2021 Scientific Sessions

Assessment of Bioprosthetic Valve Remodeling with Fracture procedure in Valve-in-Valve TAVR by Computed Tomography Angiography

Presenter

Go Hashimoto, Minneapolis Heart Institute® - Abbott Northwestern Hospital, Minneapolis, Minnesota
Go Hashimoto1, Joao L. Cavalcante, M.D.2, Hirotomo Sato, MD3, Bernardo BC. Lopes, MD4, Miho Fukuk, MD4, Mario Goessl, M.D., FSCAI5, Maurice Enriquez Sarano, MD3, Paul Sorajja, M.D., FSCAI5, John R. Lesser, M.D.5, Vinayak Bapat, M.D.5 and Santiago Garcia, M.D., FSCAI5, (1)Minneapolis Heart Institute® - Abbott Northwestern Hospital, Minneapolis, Minnesota, (2)Minneapolis Heart Institute® - Abbott Northwestern Hospital, Minneapolis, MN, (3)Minneapolios Heart Institute Foundation, Minneapolis, MN, (4)-, Minneapolis, MN, (5)Valve Science Center, Minneapolis Heart Institute Foundation, Minneapolis, MN

Keywords: Heart Failure, Imaging & Physiology, Structural Heart Disease (SHD) and TAVI/TAVR/Aortic Valve

Background:
Bioprosthetic valve fracture (BVF) has been proposed as an adjunct to valve-in-valve (VIV) transcatheter aortic valve replacement (TAVR) procedures in small surgical valves.
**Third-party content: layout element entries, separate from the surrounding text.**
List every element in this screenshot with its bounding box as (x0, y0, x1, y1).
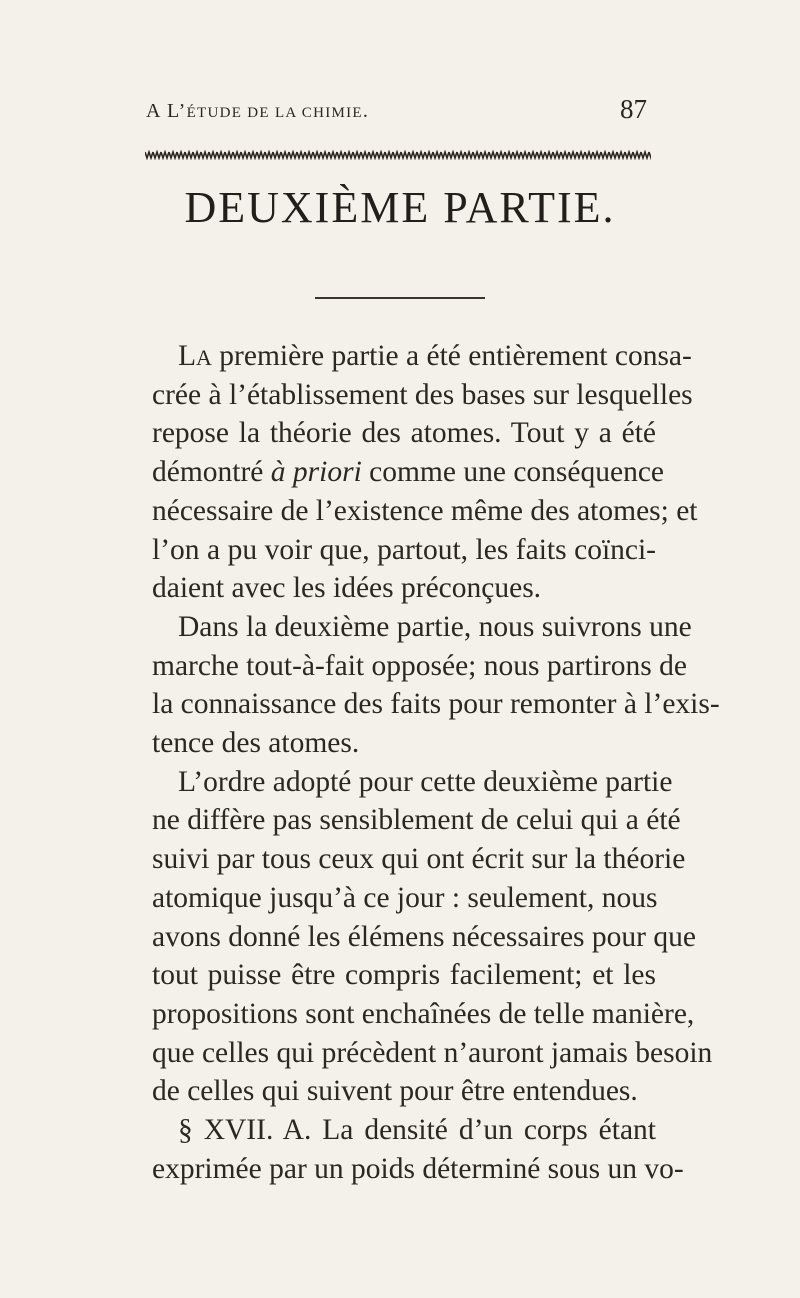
drop-initial: L (178, 340, 197, 372)
running-title-part: A L’ (146, 100, 187, 122)
line-text: nécessaire de l’existence même des atomes; et (152, 494, 698, 527)
line-text: la connaissance des faits pour remonter à l’exis- (152, 688, 720, 721)
running-title-part: . (362, 100, 370, 122)
line-text: exprimée par un poids déterminé sous un vo- (152, 1152, 684, 1185)
line-text: repose la théorie des atomes. Tout y a été (152, 417, 656, 450)
line-text: Dans la deuxième partie, nous suivrons une (178, 610, 692, 643)
line-text: propositions sont enchaînées de telle manière, (152, 997, 695, 1030)
line-text: tence des atomes. (152, 727, 360, 759)
line-text: marche tout-à-fait opposée; nous partirons de (152, 649, 687, 682)
line-text: daient avec les idées préconçues. (152, 572, 542, 605)
section-title: DEUXIÈME PARTIE. (184, 183, 616, 232)
line-text: l’on a pu voir que, partout, les faits coïnci- (152, 533, 656, 566)
line-text: comme une conséquence (361, 456, 665, 489)
small-caps: A (196, 345, 212, 370)
line-text: ne diffère pas sensiblement de celui qui a été (152, 804, 681, 837)
title-divider (315, 297, 485, 299)
line-text: § XVII. A. La densité d’un corps étant (178, 1114, 656, 1146)
line-text: que celles qui précèdent n’auront jamais besoin (152, 1036, 713, 1069)
line-text: de celles qui suivent pour être entendues. (152, 1075, 638, 1108)
line-text: suivi par tous ceux qui ont écrit sur la théorie (152, 843, 686, 876)
running-head (143, 94, 647, 130)
running-title (146, 100, 369, 123)
line-text: crée à l’établissement des bases sur lesquelles (152, 378, 693, 411)
ornamental-rule (145, 150, 651, 160)
line-text: avons donné les élémens nécessaires pour que (152, 920, 696, 953)
page-number: 87 (620, 94, 647, 124)
running-title-part: ÉTUDE DE LA CHIMIE (186, 105, 363, 121)
line-text: L’ordre adopté pour cette deuxième partie (178, 765, 673, 798)
line-text: démontré (152, 456, 271, 489)
italic-text: à priori (270, 456, 362, 489)
line-text: tout puisse être compris facilement; et les (152, 959, 656, 992)
line-text: atomique jusqu’à ce jour : seulement, nous (152, 881, 658, 914)
line-text: première partie a été entièrement consa- (211, 340, 692, 372)
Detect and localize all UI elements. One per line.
The objectives of this investigation are 1) to quantify the remodeling effects of BVF on surgical valves using pre- and post-TAVR computed tomography (CTA) and 2) correlate changes in surgical inner valve area and implantation depth with residual gradients and effective orifice area index (EOAi).

Methods:
Using multimodality imaging and hemodynamics, we assessed the inner surgical valve area, implantation depth and periprocedural changes in invasive gradients, echo valve gradients, and echo effective orifice area index (EOAi).

Results:
A total of 11 patients underwent VIV TAVR with BFV and 41 patients VIV TAVR without BVF between July 2015 and November 2020. The mean age was 77±9 years. Patients undergoing VIV TAVR with BFV had larger gains (D) in surgical inner valve area (mm2) (+ 42 (25, 72) vs. +7 (0, 13), p<0.001) and larger reductions in peri-procedural invasive gradients (mmHg) (- 33[23, 48] vs. - 21[11, 32], p=0.042) despite smaller initial valve sizes (mm) (21 (21, 23) vs. 23 (23, 25), P=0.006) (Figure A). Among patients receiving VIV TAVR with BFV and self-expanding valves (N=9), implantation depth was inversely correlated to EOAi and directly correlated to mean gradient at 30-days (r= -0.728, p= 0.026, r= 0.775, p= 0.014, respectively) (Figure B).

Conclusions:
Addition of BVF to VIV TAVR produces significant remodeling of surgical valves, and when coupled with shallower implants, can result in significant gains in EOAi and reduction in residual gradients.